Несколько смущенный, но искренне тронутый честью, оказанной ему его пламенной маленькой родственницей, он взял на себя непривычную ответственность за ее воспитание с такими сомнениями, каких никогда не испытывал, принимая различные высокие почести, оказываемые ему его страной. Она покинула дом в Мерсерсбурге, штат Пенсильвания, где родилась, и дом ее дяди «Уитленд» стал с тех пор ее собственным. Это был просторный старый кирпичный дом с обширным участком на Ист-Кинг-стрит в Ланкастере, одном из старых колониальных городов Пенсильвании.

Говорят, в скольких бы местах мы ни жили, домом для нас является только одно. «Уитленд» стал таковым для Харриет Лейн, хотя ей суждено было повидать немало мира и проводить годы вдали от его безмятежного уединения. Его благоустройство и украшение всегда были для нее предметом живого интереса. Именно там она впервые привлекла к себе восхищение, которое постепенно распространилось по всей ее стране и в Англии, ибо слава Харриет Лейн была международной. Там она принадлежала своему дяде, поскольку у них был обычай проводить утра вместе, обычно за чтением газет, причем она между делом усваивала его государственные взгляды на политические вопросы дня.

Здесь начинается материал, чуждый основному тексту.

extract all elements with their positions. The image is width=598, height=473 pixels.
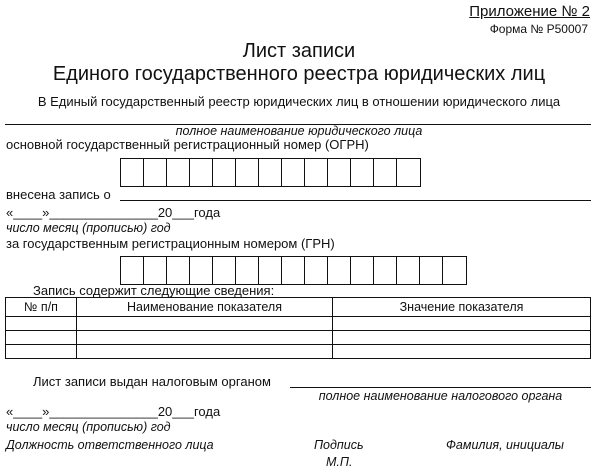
digit-cell	[167, 257, 190, 284]
digit-cell	[213, 257, 236, 284]
table-cell	[333, 331, 591, 345]
digit-cell	[259, 159, 282, 186]
digit-cell	[328, 257, 351, 284]
entry-made-line	[120, 200, 591, 201]
digit-cell	[282, 257, 305, 284]
digit-cell	[121, 257, 144, 284]
digit-cell	[190, 159, 213, 186]
content-label: Запись содержит следующие сведения:	[33, 283, 275, 298]
position-caption: Должность ответственного лица	[6, 438, 214, 452]
document-title: Лист записи	[242, 40, 356, 62]
entry-made-label: внесена запись о	[6, 187, 111, 202]
table-cell	[333, 345, 591, 359]
digit-cell	[236, 159, 259, 186]
table-cell	[6, 345, 77, 359]
ogrn-label: основной государственный регистрационный номер (ОГРН)	[6, 137, 369, 152]
date-line-2: «____»_______________20___года	[6, 404, 221, 419]
ogrn-cells	[120, 158, 421, 187]
digit-cell	[305, 257, 328, 284]
form-number: Форма № Р50007	[489, 22, 588, 36]
table-row	[6, 317, 591, 331]
digit-cell	[351, 159, 374, 186]
table-cell	[77, 317, 333, 331]
table-cell	[6, 331, 77, 345]
authority-line	[290, 387, 591, 388]
digit-cell	[420, 257, 443, 284]
grn-cells	[120, 256, 467, 285]
table-cell	[77, 345, 333, 359]
grn-label: за государственным регистрационным номером (ГРН)	[6, 236, 335, 251]
digit-cell	[236, 257, 259, 284]
column-header-indicator-value: Значение показателя	[333, 298, 591, 317]
appendix-label: Приложение № 2	[469, 3, 590, 20]
digit-cell	[167, 159, 190, 186]
digit-cell	[374, 159, 397, 186]
intro-text: В Единый государственный реестр юридических лиц в отношении юридического лица	[37, 94, 561, 109]
digit-cell	[282, 159, 305, 186]
digit-cell	[351, 257, 374, 284]
table-row	[6, 331, 591, 345]
digit-cell	[144, 159, 167, 186]
digit-cell	[121, 159, 144, 186]
entity-name-caption: полное наименование юридического лица	[175, 124, 423, 138]
digit-cell	[305, 159, 328, 186]
column-header-indicator-name: Наименование показателя	[77, 298, 333, 317]
digit-cell	[259, 257, 282, 284]
digit-cell	[374, 257, 397, 284]
digit-cell	[190, 257, 213, 284]
digit-cell	[397, 257, 420, 284]
date-line: «____»_______________20___года	[6, 205, 221, 220]
issued-label: Лист записи выдан налоговым органом	[33, 374, 271, 389]
digit-cell	[443, 257, 466, 284]
digit-cell	[328, 159, 351, 186]
digit-cell	[213, 159, 236, 186]
digit-cell	[397, 159, 420, 186]
full-name-caption: Фамилия, инициалы	[446, 438, 564, 452]
document-subtitle: Единого государственного реестра юридических лиц	[52, 63, 546, 85]
table-row	[6, 345, 591, 359]
digit-cell	[144, 257, 167, 284]
column-header-number: № п/п	[6, 298, 77, 317]
date-caption: число месяц (прописью) год	[6, 221, 171, 235]
seal-caption: М.П.	[326, 455, 353, 469]
indicators-table	[5, 297, 591, 359]
table-cell	[77, 331, 333, 345]
signature-caption: Подпись	[314, 438, 364, 452]
authority-caption: полное наименование налогового органа	[318, 389, 563, 403]
table-cell	[333, 317, 591, 331]
date-caption-2: число месяц (прописью) год	[6, 420, 171, 434]
table-header-row	[6, 298, 591, 317]
table-cell	[6, 317, 77, 331]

Бьюкенен часто принимал в «Уитленде» как своих политических друзей, так и тех, с кем свел знакомство благодаря дипломатическим связям. Его племянница была поистине очаровательной хозяйкой в таких случаях, которые часто сопровождались большим блеском.

Первая попытка воспитания после того, как она перешла под опеку дяди, не была удачной по мнению его юной подопечной. Будучи вынужден отправиться в Вашингтон на сессию Конгресса, он закрыл свой дом в Ланкастере и перенес хозяйство в столицу, ибо Бьюкенен всегда устраивал свои домашние очаги везде, где задерживался на сколько-нибудь долгое время, а его экономка мисс Хетти Паркер, служившая ему в этом качестве сорок лет, переезжала с ним с места на место. Харриет оставили в Ланкастере, в доме нескольких почтенных старых дев, знакомых ее дяди, которые имели определенные взгляды на моральную поступку, подобающую подрастающему поколению. Судя по ее собственным рассказам из писем дяде, ее часто наказывали посредством ее здорового молодого аппетита. Бывали мелодраматические случаи, когда она пила чай без сахара и была вынуждена подвергать себя разного рода умерщвлениям плоти, к которым ни одна маленькая девочка не имеет природной склонности. После того как ее увезли из этой неблагоприятной обстановки, она долгое время жила в страхе перед неблагоприятными обстоятельствами, которые могли вернуть ее туда. Дядя, для которого не пропал ни пафос, ни юмор ситуации, не раз в шутку намекал в письмах к ней, что она, пожалуй, захочет вернуться к старым дамам.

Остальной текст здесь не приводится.